3) Muitos pais se perguntam se eles podem estar cometendo um erro ao criar seus filhos sem a crença em Deus. O que você diria a eles?
Houve uma abundância de estudos que agora querem provar que criar os filhos com valores seculares proporciona uma base sólida para as crianças. Eles têm fortes padrões éticos e valores morais. E nos dias de hoje há uma abundância de livros e fóruns na internet sobre a paternidade sem Deus para apoiar os pais que podem ter dúvidas.
 
4) Como uma ateia, você ja passou por alguma situação de preconceito? Como foi?
Eu tenho tido bastante sorte. Além de encontrar pessoas rudes que ocasionalmente me dizem que eu vou para o inferno ou que eu estou empurrando ateísmo goela abaixo, minhas experiências como um ateísta tem sido amplamente positiva.
 
5) Com o filme, você quis ajudar outras pessoas. Acha que conseguiu? Qual foi a repercussão?
O retorno que recebi foi muito encorajador. Existem vários grupos em todo o EUA que acolheram as apresentações do filme e todos eles pensam que é um filme que aborda uma série de questões que eles têm enfrentado. Para algumas das pessoas do filme, essa foi a "saída" para se mostrarem às suas famílias. Outros têm compartilhado com os membros da família e amigos religiosos para mostrar sobre como é o ateísmo. Como o ateísmo continua a ser um tema controverso, não é exatamente fácil de entrar no circuito de festivais de cinema documental, que é um pouco decepcionante, mas eu sei que eu tenho feito a diferença na vida de várias pessoas e isso é bom o suficiente para mim.
 
6) Alguma história durante a gravação do filme mexeu com você?

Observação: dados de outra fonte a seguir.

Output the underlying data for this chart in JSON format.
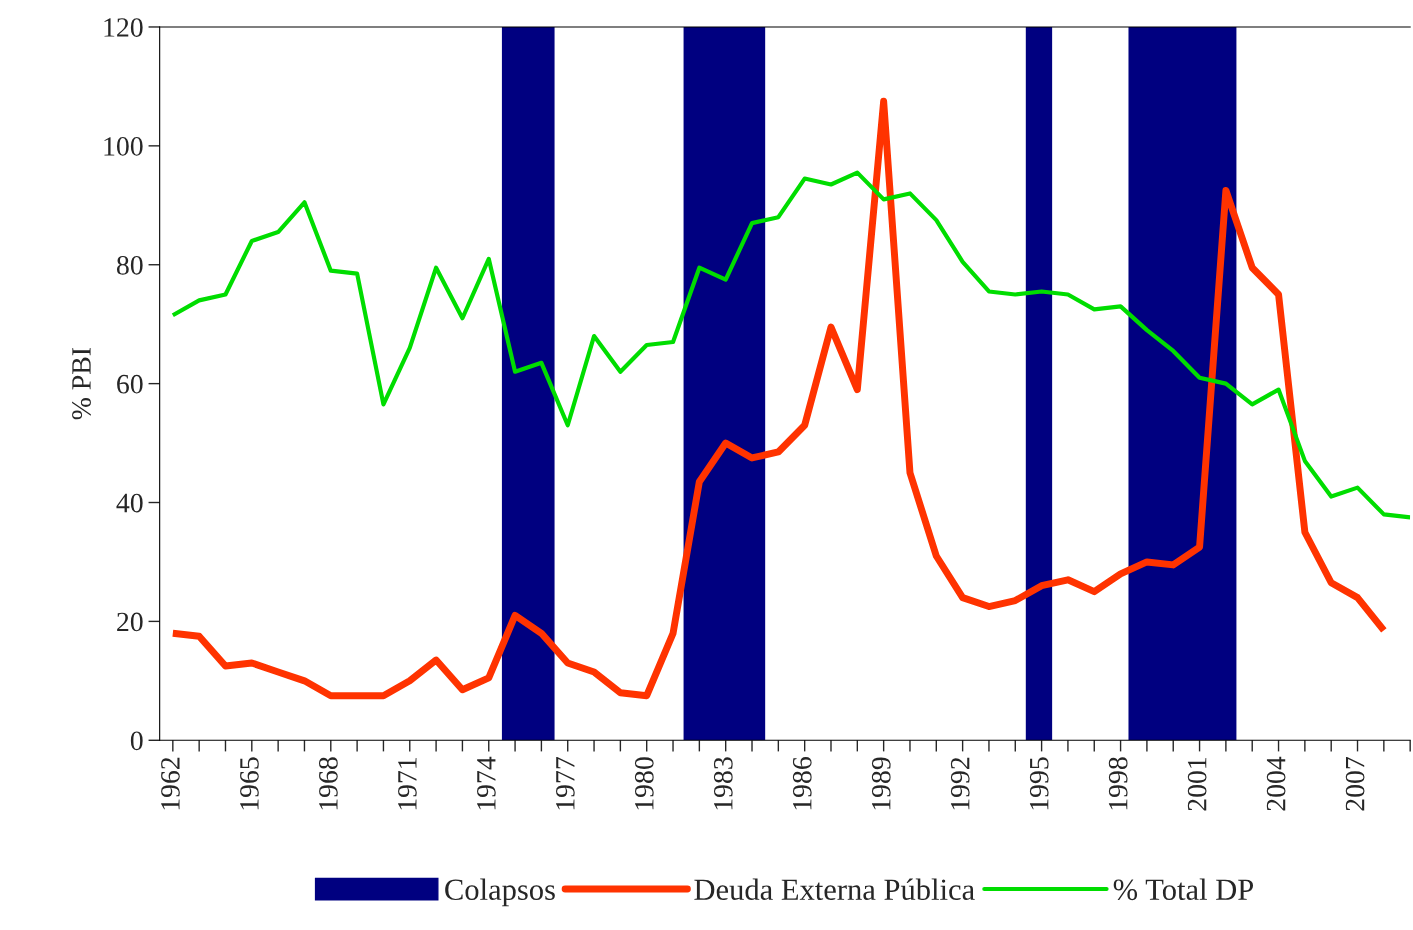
{
  "chart_data": {
    "type": "line",
    "ylabel": "% PBI",
    "x": [
      1962,
      1963,
      1964,
      1965,
      1966,
      1967,
      1968,
      1969,
      1970,
      1971,
      1972,
      1973,
      1974,
      1975,
      1976,
      1977,
      1978,
      1979,
      1980,
      1981,
      1982,
      1983,
      1984,
      1985,
      1986,
      1987,
      1988,
      1989,
      1990,
      1991,
      1992,
      1993,
      1994,
      1995,
      1996,
      1997,
      1998,
      1999,
      2000,
      2001,
      2002,
      2003,
      2004,
      2005,
      2006,
      2007,
      2008
    ],
    "series": [
      {
        "name": "Deuda Externa Pública",
        "color": "#ff3300",
        "values": [
          18,
          17.5,
          12.5,
          13,
          11.5,
          10,
          7.5,
          7.5,
          7.5,
          10,
          13.5,
          8.5,
          10.5,
          21,
          18,
          13,
          11.5,
          8,
          7.5,
          18,
          43.5,
          50,
          47.5,
          48.5,
          53,
          69.5,
          59,
          107.5,
          45,
          31,
          24,
          22.5,
          23.5,
          26,
          27,
          25,
          28,
          30,
          29.5,
          32.5,
          92.5,
          79.5,
          75,
          35,
          26.5,
          24,
          18.5
        ]
      },
      {
        "name": "% Total DP",
        "color": "#00dd00",
        "x": [
          1962,
          1963,
          1964,
          1965,
          1966,
          1967,
          1968,
          1969,
          1970,
          1971,
          1972,
          1973,
          1974,
          1975,
          1976,
          1977,
          1978,
          1979,
          1980,
          1981,
          1982,
          1983,
          1984,
          1985,
          1986,
          1987,
          1988,
          1989,
          1990,
          1991,
          1992,
          1993,
          1994,
          1995,
          1996,
          1997,
          1998,
          1999,
          2000,
          2001,
          2002,
          2003,
          2004,
          2005,
          2006,
          2007,
          2008,
          2009
        ],
        "values": [
          71.5,
          74,
          75,
          84,
          85.5,
          90.5,
          79,
          78.5,
          56.5,
          66,
          79.5,
          71,
          81,
          62,
          63.5,
          53,
          68,
          62,
          66.5,
          67,
          79.5,
          77.5,
          87,
          88,
          94.5,
          93.5,
          95.5,
          91,
          92,
          87.5,
          80.5,
          75.5,
          75,
          75.5,
          75,
          72.5,
          73,
          69,
          65.5,
          61,
          60,
          56.5,
          59,
          47,
          41,
          42.5,
          38,
          37.5
        ]
      }
    ],
    "bands": [
      {
        "axis": "x",
        "from": 1974.5,
        "to": 1976.5,
        "label": "Colapsos",
        "color": "#000080"
      },
      {
        "axis": "x",
        "from": 1981.4,
        "to": 1984.5,
        "color": "#000080"
      },
      {
        "axis": "x",
        "from": 1994.4,
        "to": 1995.4,
        "color": "#000080"
      },
      {
        "axis": "x",
        "from": 1998.3,
        "to": 2002.4,
        "color": "#000080"
      }
    ],
    "xlim": [
      1961.5,
      2009
    ],
    "xticks": [
      1962,
      {
        "value": 1963,
        "label": null
      },
      {
        "value": 1964,
        "label": null
      },
      1965,
      {
        "value": 1966,
        "label": null
      },
      {
        "value": 1967,
        "label": null
      },
      1968,
      {
        "value": 1969,
        "label": null
      },
      {
        "value": 1970,
        "label": null
      },
      1971,
      {
        "value": 1972,
        "label": null
      },
      {
        "value": 1973,
        "label": null
      },
      1974,
      {
        "value": 1975,
        "label": null
      },
      {
        "value": 1976,
        "label": null
      },
      1977,
      {
        "value": 1978,
        "label": null
      },
      {
        "value": 1979,
        "label": null
      },
      1980,
      {
        "value": 1981,
        "label": null
      },
      {
        "value": 1982,
        "label": null
      },
      1983,
      {
        "value": 1984,
        "label": null
      },
      {
        "value": 1985,
        "label": null
      },
      1986,
      {
        "value": 1987,
        "label": null
      },
      {
        "value": 1988,
        "label": null
      },
      1989,
      {
        "value": 1990,
        "label": null
      },
      {
        "value": 1991,
        "label": null
      },
      1992,
      {
        "value": 1993,
        "label": null
      },
      {
        "value": 1994,
        "label": null
      },
      1995,
      {
        "value": 1996,
        "label": null
      },
      {
        "value": 1997,
        "label": null
      },
      1998,
      {
        "value": 1999,
        "label": null
      },
      {
        "value": 2000,
        "label": null
      },
      2001,
      {
        "value": 2002,
        "label": null
      },
      {
        "value": 2003,
        "label": null
      },
      2004,
      {
        "value": 2005,
        "label": null
      },
      {
        "value": 2006,
        "label": null
      },
      2007,
      {
        "value": 2008,
        "label": null
      },
      {
        "value": 2009,
        "label": null
      }
    ],
    "ylim": [
      0,
      120
    ],
    "yticks": [
      0,
      20,
      40,
      60,
      80,
      100,
      120
    ],
    "grid": false,
    "legend": "bottom",
    "marker": "none",
    "line_style": "solid"
  }
}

Sempre que as pessoas falavam sobre perda, sofrimento e lidar com coisas tristes, o discurso tendia a ficar bastante emocional, como esperávamos. Fiquei muito grata a todas as pessoas que compartilharam histórias tão difíceis de forma tão aberta comigo. Eu também fiquei realmente tocada pela Ellen, uma menina de 16 anos com paralisia cerebral, que falou sobre como lidar com a doença sendo ateísta e vivendo cercada por pessoas religiosas, o jeito que ela tinha pensado em sua vida, deixar a religião era tão maduro e suas ações são tão corajosas.
 
7) Por que as pessoas devem assistir a esse documentário?
Ateus devem assistir ao filme porque mostra como outro ateu lida com todos os tipos de situações em suas vidas. Ele pode dar uma nova perspectiva sobre certas ideias e afirmar que eles não estão sozinhos, e que outros estão passando pelas mesmas emoções. As pessoas religiosas deveriam assistir ao filme pelas mesmas razões. Este filme é sobre pessoas que poderiam ser da sua família, um amigo, um vizinho ou um colega de trabalho, não é sobre ateus famosos. Pode quebrar alguns dos equívocos que existem sobre os ateus e que passem a perceber que os ateus não devem ser temidos ou criticados, mas aceitos como todos os outros seres humanos.